There’s a quiet revolution taking place in the commercial space flight industry: vertical takeoff/vertical landing rockets.
You know the ones. You’ve seen them in 1950s science fiction movies. Big smoking rocket rises on a pillar of flame. Comes back down the same way.
Sure, the Shuttle took off that way, but it didn’t have quiet the same poetry in motion because those 1950s rockets were all about fast turn around, vehicles you can use like a car or airplane or any other vehicle to get from place to place. After touchdown, you just got back in and took off again when you were ready to leave.
That turns out to be a surprisingly difficult engineering challenge. A rocket that takes off and lands on its tail has to be designed with reusability from the start. The ones that got us to the moon were based on ballistic missiles, one-shot wonders.

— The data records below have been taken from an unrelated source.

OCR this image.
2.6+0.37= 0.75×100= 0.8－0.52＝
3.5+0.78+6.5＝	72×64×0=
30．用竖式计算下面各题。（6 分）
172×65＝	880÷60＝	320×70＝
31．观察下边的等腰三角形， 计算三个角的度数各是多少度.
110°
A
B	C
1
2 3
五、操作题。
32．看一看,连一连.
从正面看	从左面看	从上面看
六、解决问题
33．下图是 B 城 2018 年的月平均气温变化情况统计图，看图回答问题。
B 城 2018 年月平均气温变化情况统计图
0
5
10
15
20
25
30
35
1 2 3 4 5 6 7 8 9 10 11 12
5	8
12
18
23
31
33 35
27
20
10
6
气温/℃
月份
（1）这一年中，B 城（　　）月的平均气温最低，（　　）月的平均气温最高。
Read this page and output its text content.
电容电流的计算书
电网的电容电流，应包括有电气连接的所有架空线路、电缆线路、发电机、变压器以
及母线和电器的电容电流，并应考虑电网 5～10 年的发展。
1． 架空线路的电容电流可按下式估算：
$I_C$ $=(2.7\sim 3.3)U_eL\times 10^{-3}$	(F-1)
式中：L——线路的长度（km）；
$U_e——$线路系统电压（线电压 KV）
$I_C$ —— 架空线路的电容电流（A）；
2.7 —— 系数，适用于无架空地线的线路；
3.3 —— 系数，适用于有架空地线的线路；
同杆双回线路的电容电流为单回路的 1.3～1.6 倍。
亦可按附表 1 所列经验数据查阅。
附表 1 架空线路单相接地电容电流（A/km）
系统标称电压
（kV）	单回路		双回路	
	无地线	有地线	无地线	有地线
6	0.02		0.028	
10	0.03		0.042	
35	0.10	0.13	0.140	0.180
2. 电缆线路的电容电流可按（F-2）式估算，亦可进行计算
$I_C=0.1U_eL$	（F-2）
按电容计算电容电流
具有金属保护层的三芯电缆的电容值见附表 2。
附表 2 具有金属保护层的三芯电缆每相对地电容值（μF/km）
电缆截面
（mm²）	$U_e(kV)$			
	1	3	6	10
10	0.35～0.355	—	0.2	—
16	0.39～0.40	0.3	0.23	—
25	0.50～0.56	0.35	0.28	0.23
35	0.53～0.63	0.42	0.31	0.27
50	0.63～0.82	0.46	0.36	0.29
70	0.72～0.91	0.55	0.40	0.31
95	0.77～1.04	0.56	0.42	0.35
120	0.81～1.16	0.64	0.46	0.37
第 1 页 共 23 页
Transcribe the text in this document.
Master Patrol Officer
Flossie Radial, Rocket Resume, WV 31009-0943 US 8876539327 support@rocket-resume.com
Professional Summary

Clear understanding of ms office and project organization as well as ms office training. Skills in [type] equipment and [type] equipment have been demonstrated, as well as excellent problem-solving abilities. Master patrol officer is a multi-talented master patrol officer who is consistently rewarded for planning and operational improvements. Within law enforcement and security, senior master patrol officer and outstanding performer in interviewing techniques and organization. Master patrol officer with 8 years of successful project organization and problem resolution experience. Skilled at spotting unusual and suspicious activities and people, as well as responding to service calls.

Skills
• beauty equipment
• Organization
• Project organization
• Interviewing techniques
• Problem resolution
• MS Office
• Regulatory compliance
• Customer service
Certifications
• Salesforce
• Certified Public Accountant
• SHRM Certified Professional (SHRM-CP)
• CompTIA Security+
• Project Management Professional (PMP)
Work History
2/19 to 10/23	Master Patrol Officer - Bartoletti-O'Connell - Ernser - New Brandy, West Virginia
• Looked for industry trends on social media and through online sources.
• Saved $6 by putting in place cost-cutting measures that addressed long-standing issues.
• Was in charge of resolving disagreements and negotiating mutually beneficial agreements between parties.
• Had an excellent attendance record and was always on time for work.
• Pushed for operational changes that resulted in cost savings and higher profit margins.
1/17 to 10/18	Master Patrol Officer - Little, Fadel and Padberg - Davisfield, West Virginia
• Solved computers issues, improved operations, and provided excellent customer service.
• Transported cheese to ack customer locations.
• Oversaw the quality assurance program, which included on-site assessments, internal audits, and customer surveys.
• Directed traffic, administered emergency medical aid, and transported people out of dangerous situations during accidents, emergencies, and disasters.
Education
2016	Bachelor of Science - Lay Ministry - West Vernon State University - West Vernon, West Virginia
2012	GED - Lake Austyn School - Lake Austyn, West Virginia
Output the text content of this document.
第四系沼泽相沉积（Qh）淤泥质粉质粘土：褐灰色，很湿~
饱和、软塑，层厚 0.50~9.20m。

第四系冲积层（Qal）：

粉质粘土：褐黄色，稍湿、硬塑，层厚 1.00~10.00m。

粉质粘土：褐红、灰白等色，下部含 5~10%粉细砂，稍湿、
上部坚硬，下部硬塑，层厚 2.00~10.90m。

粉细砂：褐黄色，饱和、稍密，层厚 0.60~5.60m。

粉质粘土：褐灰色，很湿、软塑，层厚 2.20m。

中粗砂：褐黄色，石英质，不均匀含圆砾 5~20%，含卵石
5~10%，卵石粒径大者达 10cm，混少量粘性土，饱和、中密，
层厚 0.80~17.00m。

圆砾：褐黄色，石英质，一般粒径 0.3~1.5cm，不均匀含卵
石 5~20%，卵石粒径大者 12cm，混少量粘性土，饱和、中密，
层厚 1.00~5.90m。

Now several aerospace startups are working the challenge from the ground up, flying a little higher with each test flight and each iteration of their rockets. One of these is Masten Space Systems in Mojave, California. This small team has been working with Draper Laboratory on testing guidance systems for planetary landers.
In a recent press release, NASA, which is funding the work, announced the highest, farthest flight yet with Masten’s Xombie rocket and Draper’s guidance system. The unmanned craft soared to just about half a kilometer in altitude and touched down a third of a kilometer from its launch point.